Хэрри по-прежнему сидел, откинувшись назад и закинув руки за голову. Теперь он начал поглядывать на Пипкаса уже с явным недоумением.
— Мне кажется, нужно поговорить с Артуром. Дело слишком важное, чтобы ни с того ни с сего выпустить Крокера из рук.
— Удачи, — Хэрри саркастически поднял брови. — Хотя мой опыт подсказывает — если Плайерс приходит с «решением на макроуровне», значит, Артур не горит желанием что-то объяснять.
Когда Артур Ломпри соизволил наконец принять Пипкаса, был уже почти вечер. Кабинет президента банка располагался в углу здания, откуда была видна северная часть города до самого Бакхеда, восточная — до самого Декейтера, и южная — до самого центра; при желании можно было взглянуть и на скучную панораму районов победнее. В огромном кабинете Ломпри имелось три площадки для приема посетителей: кожаная кушетка, стол со стульями и гигантское рабочее место хозяина. Дизайнеры, должно быть, немало потрудились над этим роскошным офисом, пустив в ход всевозможные разновидности кожи и дерева, ковровые покрытия с разными рисунками, огромные мрачные панно, похожие на старинные гобелены. Ломпри сидел за своим столом — шея вытянута вперед, как у гончей. Когда Пипкас вошел, он оторвался от бумаг, но не встал.
— Заходите, Рэй, — сказал Ломпри довольно приветливо. Но пока Пипкас шел к нему по огромному ковру со странным узором (что-то вроде лент, на которых крепят медали), прищуренные глаза главного человека в банке вернулись к бумагам на столе. Зачем тратить ценное время на ожидание, пока какой-то Рэймонд Пипкас пересечет двадцать-тридцать футов покрытого ковром пола? В этот момент, если не раньше, Пипкасу стало ясно, что его попытка выманить у «ГранПланнерсБанка» крокерскую собственность обречена.
Ломпри снова оторвался от бумаг и показал Пипкасу на кресло:
— Садитесь.
Президент еще больше подался вперед, положил оба локтя на стол и, похлопывая по ладони золотой авторучкой, с улыбкой посмотрел на Пипкаса. Трудно было понять смысл этой улыбки. То ли насмешка над замешательством мелкой сошки, то ли удивление — как этот муравей решился так настойчиво добиваться аудиенции у главного человека в банке? В любом случае, ничего дружеского она не выражала.

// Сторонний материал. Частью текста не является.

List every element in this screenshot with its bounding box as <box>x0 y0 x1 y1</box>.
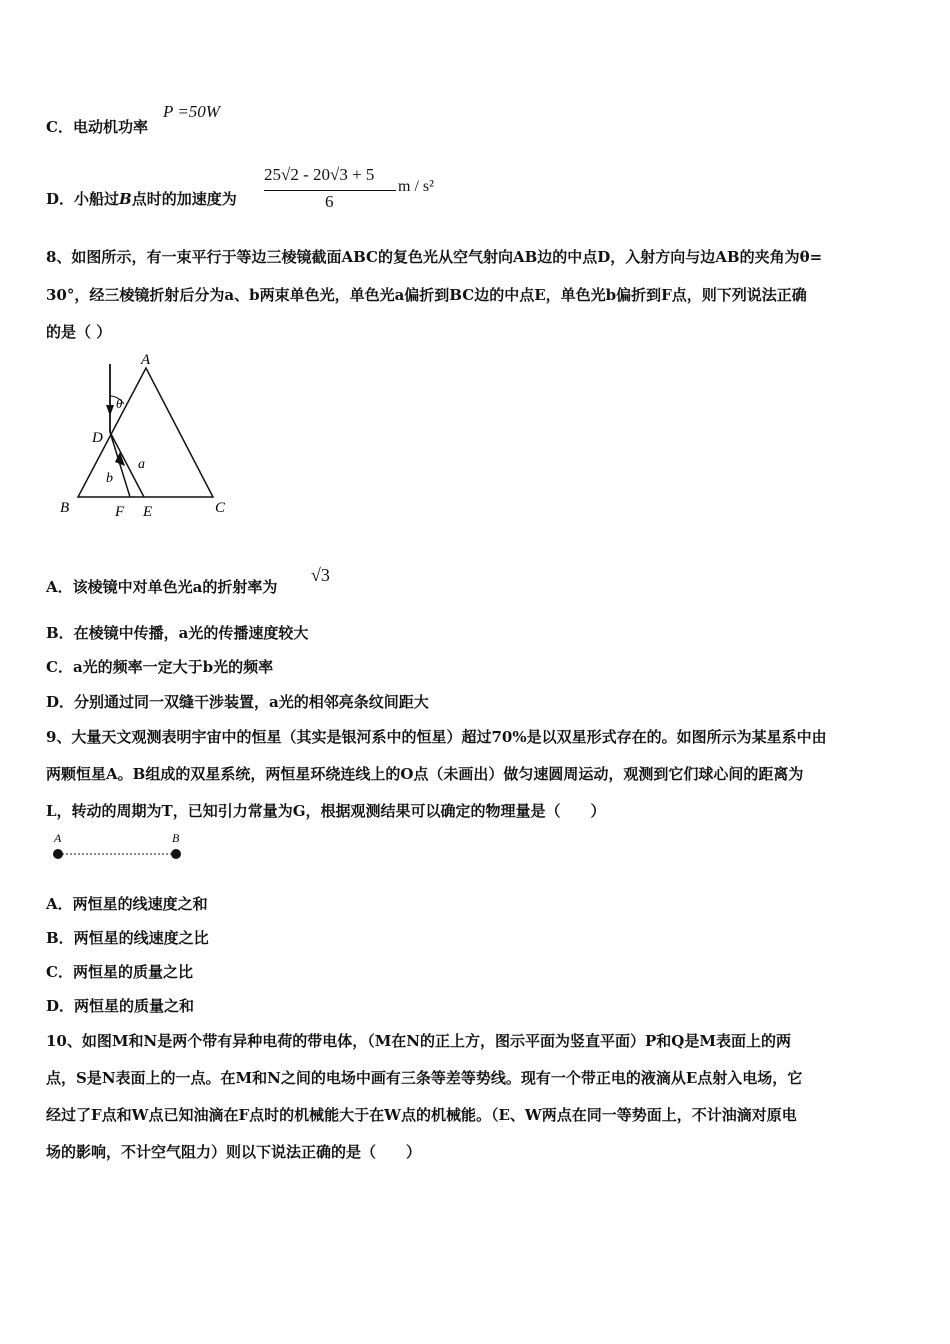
q7-option-d-denominator: 6 <box>325 192 334 211</box>
incident-arrow-icon <box>106 405 114 416</box>
q10-stem-line2: 点，S是N表面上的一点。在M和N之间的电场中画有三条等差等势线。现有一个带正电的液滴从E点射入电场，它 <box>46 1069 803 1087</box>
q7-option-d-label: D．小船过 <box>46 190 120 208</box>
fraction-bar <box>264 190 396 191</box>
label-e-point: E <box>143 504 153 520</box>
label-a-vertex: A <box>141 352 151 368</box>
q9-stem-line3: L，转动的周期为T，已知引力常量为G，根据观测结果可以确定的物理量是（ ） <box>46 802 606 820</box>
q8-stem-line2: 30°，经三棱镜折射后分为a、b两束单色光，单色光a偏折到BC边的中点E，单色光b偏折到F点，则下列说法正确 <box>46 286 807 304</box>
q9-option-b: B．两恒星的线速度之比 <box>46 929 209 947</box>
q8-option-a: A．该棱镜中对单色光a的折射率为 <box>46 578 278 596</box>
label-f-point: F <box>115 504 125 520</box>
label-b-vertex: B <box>60 500 70 516</box>
label-theta: θ <box>116 396 123 411</box>
label-star-b: B <box>172 831 180 845</box>
star-b-dot <box>171 849 181 859</box>
q8-stem-line1: 8、如图所示，有一束平行于等边三棱镜截面ABC的复色光从空气射向AB边的中点D，入射方向与边AB的夹角为θ= <box>46 248 823 266</box>
q8-option-c: C．a光的频率一定大于b光的频率 <box>46 658 274 676</box>
q9-stem-line2: 两颗恒星A。B组成的双星系统，两恒星环绕连线上的O点（未画出）做匀速圆周运动，观测到它们球心间的距离为 <box>46 765 804 783</box>
q9-stem-line1: 9、大量天文观测表明宇宙中的恒星（其实是银河系中的恒星）超过70%是以双星形式存在的。如图所示为某星系中由 <box>46 728 827 746</box>
star-a-dot <box>53 849 63 859</box>
q9-option-a: A．两恒星的线速度之和 <box>46 895 208 913</box>
q8-stem-line3: 的是（ ） <box>46 323 112 341</box>
q9-option-d: D．两恒星的质量之和 <box>46 997 195 1015</box>
q8-option-d: D．分别通过同一双缝干涉装置，a光的相邻亮条纹间距大 <box>46 693 429 711</box>
q8-option-a-value: √3 <box>311 565 330 585</box>
prism-diagram <box>52 350 237 525</box>
q10-stem-line1: 10、如图M和N是两个带有异种电荷的带电体，（M在N的正上方，图示平面为竖直平面）P和Q是M表面上的两 <box>46 1032 791 1050</box>
q7-option-d-label2: 点时的加速度为 <box>131 190 237 208</box>
label-c-vertex: C <box>215 500 226 516</box>
q7-option-c-formula: P =50W <box>163 102 220 121</box>
q10-stem-line4: 场的影响，不计空气阻力）则以下说法正确的是（ ） <box>46 1143 422 1161</box>
q7-option-d-unit: m / s² <box>398 178 434 195</box>
q8-option-b: B．在棱镜中传播，a光的传播速度较大 <box>46 624 309 642</box>
q7-option-d <box>46 188 237 209</box>
label-d-point: D <box>92 430 103 446</box>
label-ray-b: b <box>106 471 113 486</box>
label-star-a: A <box>54 831 62 845</box>
q7-option-c <box>46 116 148 137</box>
q9-option-c: C．两恒星的质量之比 <box>46 963 193 981</box>
label-ray-a: a <box>138 457 145 472</box>
q7-option-d-numerator: 25√2 - 20√3 + 5 <box>264 165 375 184</box>
q7-option-c-label: C．电动机功率 <box>46 118 148 136</box>
q7-option-d-var: B <box>119 190 132 208</box>
q10-stem-line3: 经过了F点和W点已知油滴在F点时的机械能大于在W点的机械能。（E、W两点在同一等势面上，不计油滴对原电 <box>46 1106 797 1124</box>
binary-star-diagram <box>46 828 196 868</box>
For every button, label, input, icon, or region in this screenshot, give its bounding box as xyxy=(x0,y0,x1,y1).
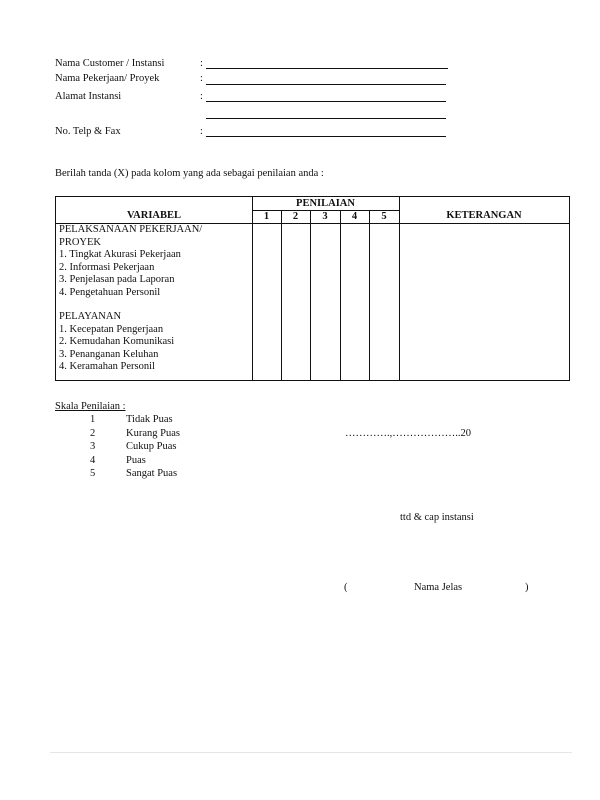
scale-title: Skala Penilaian : xyxy=(55,401,126,412)
header-score-1: 1 xyxy=(263,211,270,222)
field-label-address: Alamat Instansi xyxy=(55,91,122,102)
field-line-phone[interactable] xyxy=(206,136,446,137)
scale-number: 4 xyxy=(90,455,96,466)
field-label-project: Nama Pekerjaan/ Proyek xyxy=(55,73,160,84)
header-score-5: 5 xyxy=(381,211,387,222)
field-label-phone: No. Telp & Fax xyxy=(55,126,121,137)
field-colon-customer: : xyxy=(200,58,203,69)
section-title-pelaksanaan-2: PROYEK xyxy=(59,236,102,248)
field-colon-project: : xyxy=(200,73,203,84)
scale-number: 3 xyxy=(90,441,96,452)
variable-item: 4. Keramahan Personil xyxy=(59,361,155,372)
table-divider-keterangan xyxy=(399,197,400,380)
field-line-address[interactable] xyxy=(206,101,446,102)
name-close-paren: ) xyxy=(525,582,529,593)
table-divider-score-1 xyxy=(281,211,282,380)
page-bottom-divider xyxy=(50,752,572,753)
scale-number: 5 xyxy=(90,468,96,479)
variable-item: 4. Pengetahuan Personil xyxy=(59,286,161,298)
assessment-table xyxy=(55,196,570,381)
table-divider-variabel xyxy=(252,197,253,380)
scale-label: Sangat Puas xyxy=(126,468,178,479)
table-divider-score-4 xyxy=(369,211,370,380)
field-colon-address: : xyxy=(200,91,203,102)
scale-label: Tidak Puas xyxy=(126,414,173,425)
header-score-4: 4 xyxy=(351,211,358,222)
header-score-3: 3 xyxy=(322,211,328,222)
header-variabel: VARIABEL xyxy=(126,210,182,221)
field-line-address-2[interactable] xyxy=(206,118,446,119)
scale-number: 2 xyxy=(90,428,96,439)
variable-item: 1. Kecepatan Pengerjaan xyxy=(59,323,164,335)
section-title-pelayanan: PELAYANAN xyxy=(59,311,122,322)
header-score-2: 2 xyxy=(292,211,299,222)
variable-item: 3. Penanganan Keluhan xyxy=(59,348,159,360)
variable-item: 2. Kemudahan Komunikasi xyxy=(59,336,175,347)
section-title-pelaksanaan: PELAKSANAAN PEKERJAAN/ xyxy=(59,224,203,235)
field-label-customer: Nama Customer / Instansi xyxy=(55,58,165,69)
variable-item: 3. Penjelasan pada Laporan xyxy=(59,274,175,285)
name-open-paren: ( xyxy=(344,582,348,593)
variable-item: 1. Tingkat Akurasi Pekerjaan xyxy=(59,249,181,260)
header-penilaian: PENILAIAN xyxy=(296,198,355,209)
field-colon-phone: : xyxy=(200,126,203,137)
table-divider-score-2 xyxy=(310,211,311,380)
scale-label: Cukup Puas xyxy=(126,441,177,452)
instruction-text: Berilah tanda (X) pada kolom yang ada sebagai penilaian anda : xyxy=(55,168,324,179)
field-line-project[interactable] xyxy=(206,84,446,85)
signature-caption: ttd & cap instansi xyxy=(400,512,474,523)
date-line[interactable]: ………….,………………..20 xyxy=(345,428,471,439)
scale-label: Kurang Puas xyxy=(126,428,180,439)
table-divider-score-3 xyxy=(340,211,341,380)
field-line-customer[interactable] xyxy=(206,68,448,69)
scale-label: Puas xyxy=(126,455,146,466)
header-keterangan: KETERANGAN xyxy=(446,210,522,221)
scale-number: 1 xyxy=(90,414,96,425)
signature-name[interactable]: Nama Jelas xyxy=(414,582,463,593)
variable-item: 2. Informasi Pekerjaan xyxy=(59,261,155,273)
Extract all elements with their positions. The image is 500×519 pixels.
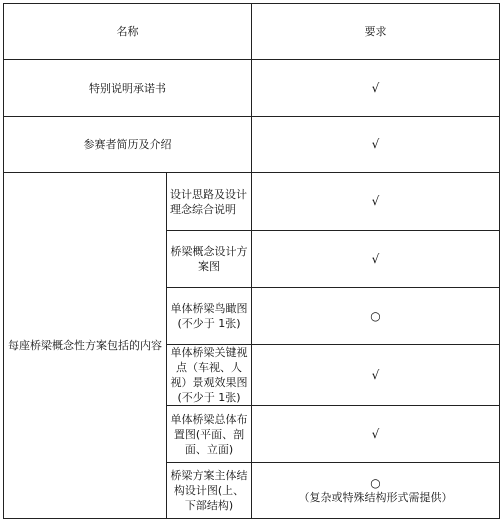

— Так что у вас на уме, Рэй? — Ломпри опять улыбнулся, и теперь Пипкас понял. Улыбка была просто презрительная.
— Чарли Крокер у меня на уме, Артур, — это прозвучало так твердо и уверенно, так непохоже на Пипкаса, что Ломпри тут же перестал улыбаться. — Хэрри сказал мне, что вы распорядились отложить все мероприятия, которые мы планировали относительно Крокера.
— Совершенно верно, — кивнул Ломпри. Пипкас ждал более развернутого ответа, но получил лишь очередную улыбку. Теперь уже с запятыми раздражения в уголках рта.
— Э-э-э, Артур, могу я спросить, почему? Ведь мы загнали этого засранца в угол. Он практически готов передать нам здания. Но если сейчас дать ему передышку, Крокер опять упрется рогом. Тянуть здесь крайне невыгодно.
Опять улыбка, терпеливая, сдержанно-раздраженная.
— Странно, что Хэрри вам не объяснил. Рэй, это решение на макроуровне. Оно обусловлено гораздо более значительными и масштабными факторами, чем наши краткосрочные задачи по проработке Крокера.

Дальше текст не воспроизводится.